Assemble Wins 2015 Turner Prize

The group was confused by their nomination.

Assemble. Photo: Tate.

London-based architecture, art, and design collective Assemble is the winner of this year’s Turner Prize, the prestigious annual award given to an artist under the age of 50 working in the UK. The announcement was made by artist and Sonic Youth frontwoman Kim Gordon this evening at approximately 7:30 p.m. GMT at Tramway, an art space in Glasgow.

The DIY design collective works across disciplines to create lasting, community-based projects. Their win this year comes for an ongoing collaboration with residents of the Granby Four Street in Liverpool—a group of terraced houses built around 1900, which residents have been fighting to save from demolition for the past decade.

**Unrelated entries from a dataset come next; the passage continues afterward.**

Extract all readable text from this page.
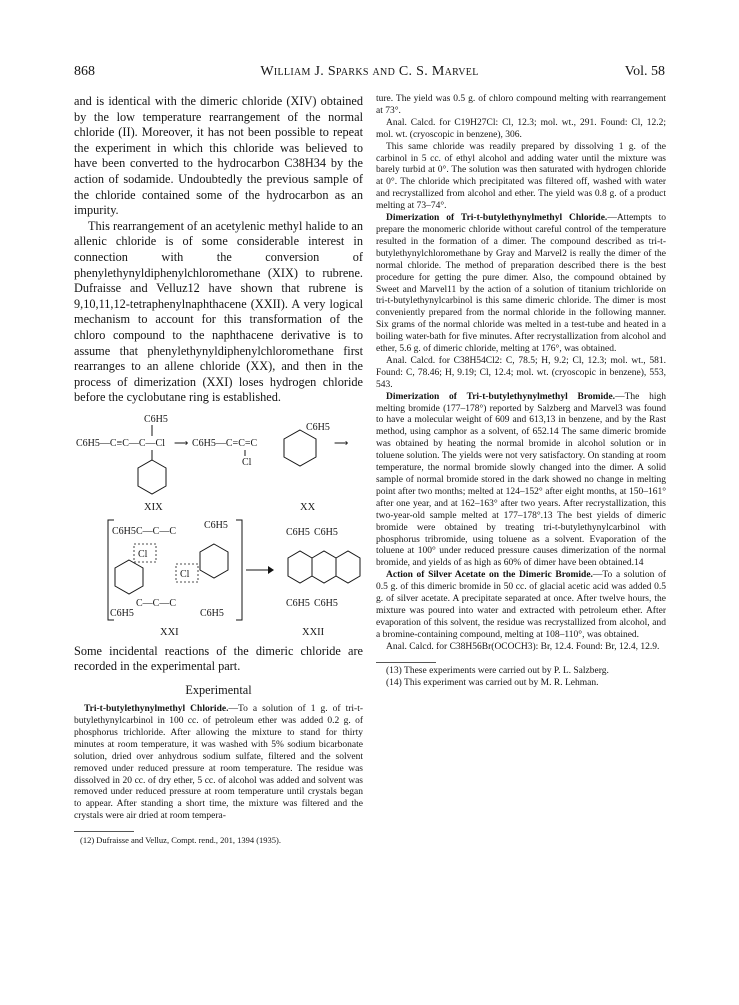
868	William J. Sparks and C. S. Marvel	Vol. 58

and is identical with the dimeric chloride (XIV) obtained by the low temperature rearrangement of the normal chloride (II). Moreover, it has not been possible to repeat the experiment in which this chloride was believed to have been converted to the hydrocarbon C38H34 by the action of sodamide. Undoubtedly the previous sample of the chloride contained some of the hydrocarbon as an impurity.

This rearrangement of an acetylenic methyl halide to an allenic chloride is of some considerable interest in connection with the conversion of phenylethynyldiphenylchloromethane (XIX) to rubrene. Dufraisse and Velluz12 have shown that rubrene is 9,10,11,12-tetraphenylnaphthacene (XXII). A very logical mechanism to account for this transformation of the chloro compound to the naphthacene derivative is to assume that phenylethynyldiphenylchloromethane first rearranges to an allene chloride (XX), and then in the process of dimerization (XXI) loses hydrogen chloride before the cyclobutane ring is established.

C6H5
C6H5—C≡C—C—Cl ⟶ C6H5—C=C=C
Cl
C6H5
⟶
XIX	XX
C6H5 C—C—C
C6H5
Cl
Cl
C—C—C
C6H5	C6H5
XXI
C6H5 C6H5
C6H5 C6H5
XXII

Some incidental reactions of the dimeric chloride are recorded in the experimental part.

Experimental

Tri-t-butylethynylmethyl Chloride.—To a solution of 1 g. of tri-t-butylethynylcarbinol in 100 cc. of petroleum ether was added 0.2 g. of phosphorus trichloride. After allowing the mixture to stand for thirty minutes at room temperature, it was washed with 5% sodium bicarbonate solution, dried over anhydrous sodium sulfate, filtered and the solvent removed under reduced pressure at room temperature. The residue was dissolved in 20 cc. of dry ether, 5 cc. of alcohol was added and solvent was removed under reduced pressure at room temperature until crystals began to appear. After standing a short time, the mixture was filtered and the crystals were air dried at room tempera-

(12) Dufraisse and Velluz, Compt. rend., 201, 1394 (1935).

ture. The yield was 0.5 g. of chloro compound melting with rearrangement at 73°.

Anal. Calcd. for C19H27Cl: Cl, 12.3; mol. wt., 291. Found: Cl, 12.2; mol. wt. (cryoscopic in benzene), 306.

This same chloride was readily prepared by dissolving 1 g. of the carbinol in 5 cc. of ethyl alcohol and adding water until the mixture was barely turbid at 0°. The solution was then saturated with hydrogen chloride at 0°. The chloride which precipitated was filtered off, washed with water and recrystallized from alcohol and ether. The yield was 0.8 g. of a product melting at 73–74°.

Dimerization of Tri-t-butylethynylmethyl Chloride.—Attempts to prepare the monomeric chloride without careful control of the temperature resulted in the formation of a dimer. The compound described as tri-t-butylethynylchloromethane by Gray and Marvel2 is really the dimer of the normal chloride. The method of preparation described there is the best procedure for getting the pure dimer. Also, the compound obtained by Sweet and Marvel11 by the action of a solution of titanium trichloride on tri-t-butylethynylcarbinol is this same dimeric chloride. The dimer is most conveniently prepared from the normal chloride in the following manner. Six grams of the normal chloride was melted in a test-tube and heated in a boiling water-bath for five minutes. After recrystallization from alcohol and ether, 5.6 g. of dimeric chloride, melting at 176°, was obtained.

Anal. Calcd. for C38H54Cl2: C, 78.5; H, 9.2; Cl, 12.3; mol. wt., 581. Found: C, 78.46; H, 9.19; Cl, 12.4; mol. wt. (cryoscopic in benzene), 553, 543.

Dimerization of Tri-t-butylethynylmethyl Bromide.—The high melting bromide (177–178°) reported by Salzberg and Marvel3 was found to have a molecular weight of 609 and 613,13 in benzene, and by the Rast method, using camphor as a solvent, of 652.14 The same dimeric bromide was obtained by heating the normal bromide in alcohol solution or in toluene solution. The yields were not very satisfactory. On standing at room temperature, the normal bromide slowly changed into the dimer. A solid sample of normal bromide stored in the dark showed no change in melting point after two months; melted at 124–152° after eight months, at 150–161° after one year, and at 162–163° after two years. After recrystallization, this two-year-old sample melted at 177–178°.13 The best yields of dimeric bromide were obtained by treating tri-t-butylethynylcarbinol with phosphorus tribromide, using toluene as a solvent. Evaporation of the toluene at 100° under reduced pressure causes dimerization of the normal bromide, and yields of as high as 60% of dimer have been obtained.14

Action of Silver Acetate on the Dimeric Bromide.—To a solution of 0.5 g. of this dimeric bromide in 50 cc. of glacial acetic acid was added 0.5 g. of silver acetate. A precipitate separated at once. After twelve hours, the mixture was poured into water and extracted with petroleum ether. After evaporation of this solvent, the residue was recrystallized from alcohol, and a bromine-containing compound, melting at 108–110°, was obtained.

Anal. Calcd. for C38H56Br(OCOCH3): Br, 12.4. Found: Br, 12.4, 12.9.

(13) These experiments were carried out by P. L. Salzberg.

(14) This experiment was carried out by M. R. Lehman.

The group told the Guardian upon receiving the nomination: “We were mostly confused.”

The 18-member collective has been together for less than five years, and are the first “non-artists” to take home the prize. The bootstrapping group was a fan favorite, with several art lovers taking to Twitter to express their love for Assemble’s mission both before and after the award’s announcement.

This year’s nominees were British multimedia artist Bonnie Camplin, Canadian audio and performance artist Janice Kerbel; and German sculptor, installation, and collage artist Nicole Wermers. Each of the shortlisted finalists receive £5,000, and are included in a group exhibition that will be on view until January 17, 2016 at the Tate.

The prize is named for painter J.M.W Turner, and was created by the Tate Britain in 1984. While the monetary award is £25,000, the prize has been known to catapult winning artists toward instant fame, and financial security.

Notable past winners include Gilbert & George (1986), Tony Cragg (1988), Anish Kapoor (1991), Rachel Whiteread (1993), Antony Gormley (1994), Damien Hirst (1995), and Jake and Dinos Chapman (2003). Last year’s winner was Duncan Campbell, an Irish video artist based in Glasgow.

The members of this year’s jury were Alistair Hudson, director of the Middlesbrough Institute of Modern Art; Jan Verwoert, an independent critic and curator; Joanna Mytkowska, director of the Warsaw Museum of Modern Art; and Kyla McDonald, artistic director of the Glasgow Sculpture Studios. The jury was chaired by Tate director Alex Farquharson.

This is the first time the award has been presented in Scotland, a decision that Tate Britain director Penelope Curtis noted felt especially natural this year. “Given how many artists from Glasgow have made up the Turner Prize shortlists over recent years, it is great to have the Prize on show in Tramway, which feels like a natural home…” she said in a statement.